I’m not saying they had to go all Harry Brown with it and make it a gritty version of Se7en for octogenarians, but if we want people to take the elderly seriously, why keep putting them in something that’s about as exciting as an episode of midmorning television?
There’s also a sense that the film isn’t doing the characters much of a service either. Helen Mirren does well as Elizabeth by essential transporting her spy character over from Red with slightly less sex appeal and way less belt-fed machine guns, but possibly nailing the tone best is Celia Imrie’s Joyce who seems positively dizzy to be solving crimes while baking an endless number of huge cakes for people. However, the male members of the group fare noticably less well with both Ben Kingsley’s Ibrahim and Pierce Brosnan’s Ron being virtually useless when actually trying to figure anything out; fuck, Brosnan can’t even seem to figure out what accent to stick with let alone cracking a progressively complex murder case.
A supporting cast that contains such names as David Tennant, Naomi Ackie and Daniel Mays do well enough, but even they’re not enough to stop The Thursday Murder Club from falling between the cracks that exist between Knives Out and Only Murders In The Building and from what I’ve heard about the books, I’m genuinely surprised that the film isn’t funnier too, especially considering the cast involved.
Instead of mining the originality of the books, Chris Columbus instead is content to coast on the basic concept and the recognizable cast and tells a story that’s disappointingly flat and visually quite boring.

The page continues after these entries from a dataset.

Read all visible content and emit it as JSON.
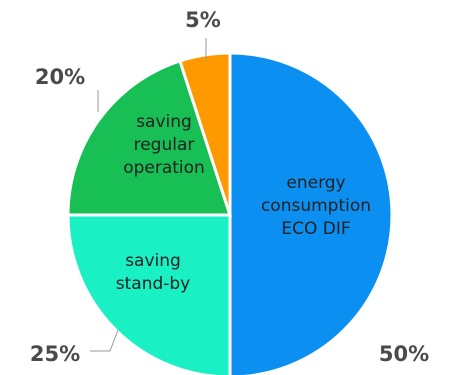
{
  "chart_data": {
    "type": "pie",
    "title": "",
    "slices": [
      {
        "label": "energy consumption ECO DIF",
        "value": 50,
        "pct_label": "50%",
        "color": "#0b8ff0"
      },
      {
        "label": "saving stand-by",
        "value": 25,
        "pct_label": "25%",
        "color": "#19f0c4"
      },
      {
        "label": "saving regular operation",
        "value": 20,
        "pct_label": "20%",
        "color": "#17bf55"
      },
      {
        "label": "",
        "value": 5,
        "pct_label": "5%",
        "color": "#ff9900"
      }
    ],
    "slice_label_lines": [
      [
        "energy",
        "consumption",
        "ECO DIF"
      ],
      [
        "saving",
        "stand-by"
      ],
      [
        "saving",
        "regular",
        "operation"
      ],
      []
    ],
    "start_angle": "12 o'clock",
    "direction": "clockwise",
    "legend": "none"
  }
}
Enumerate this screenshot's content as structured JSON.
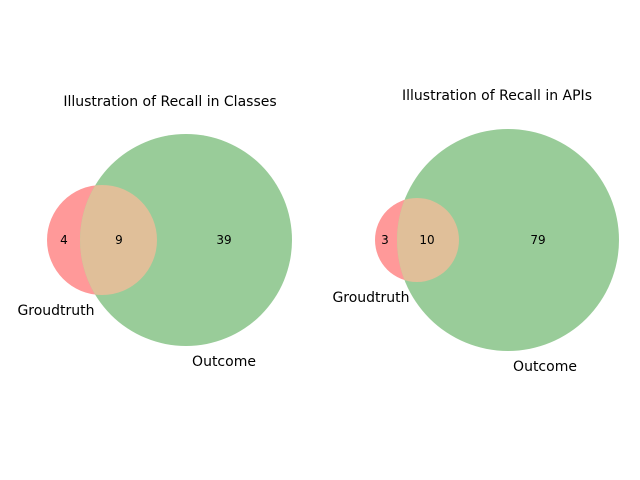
{
  "diagrams": [
    {
      "title": "Illustration of Recall in Classes",
      "set_a_label": "Groudtruth",
      "set_b_label": "Outcome",
      "only_a": "4",
      "both": "9",
      "only_b": "39"
    },
    {
      "title": "Illustration of Recall in APIs",
      "set_a_label": "Groudtruth",
      "set_b_label": "Outcome",
      "only_a": "3",
      "both": "10",
      "only_b": "79"
    }
  ],
  "colors": {
    "set_a": "#ff9999",
    "set_b": "#99cc99",
    "overlap": "#e0bf99"
  }
}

Maybe the makers were afraid that to add a bit of zip or innovation to the multiple layers of the mystery in fear of alienating an audience expecting a more sedate, age-approriate adventure. However, as the previously mentioned Only Murders In The Building has already proven, you don’t need to spoon feed the fun just because there’s a few extra wrinkles on the cast. Best call the Thursday Murder Club in, Chris Columbus just killed the excitement.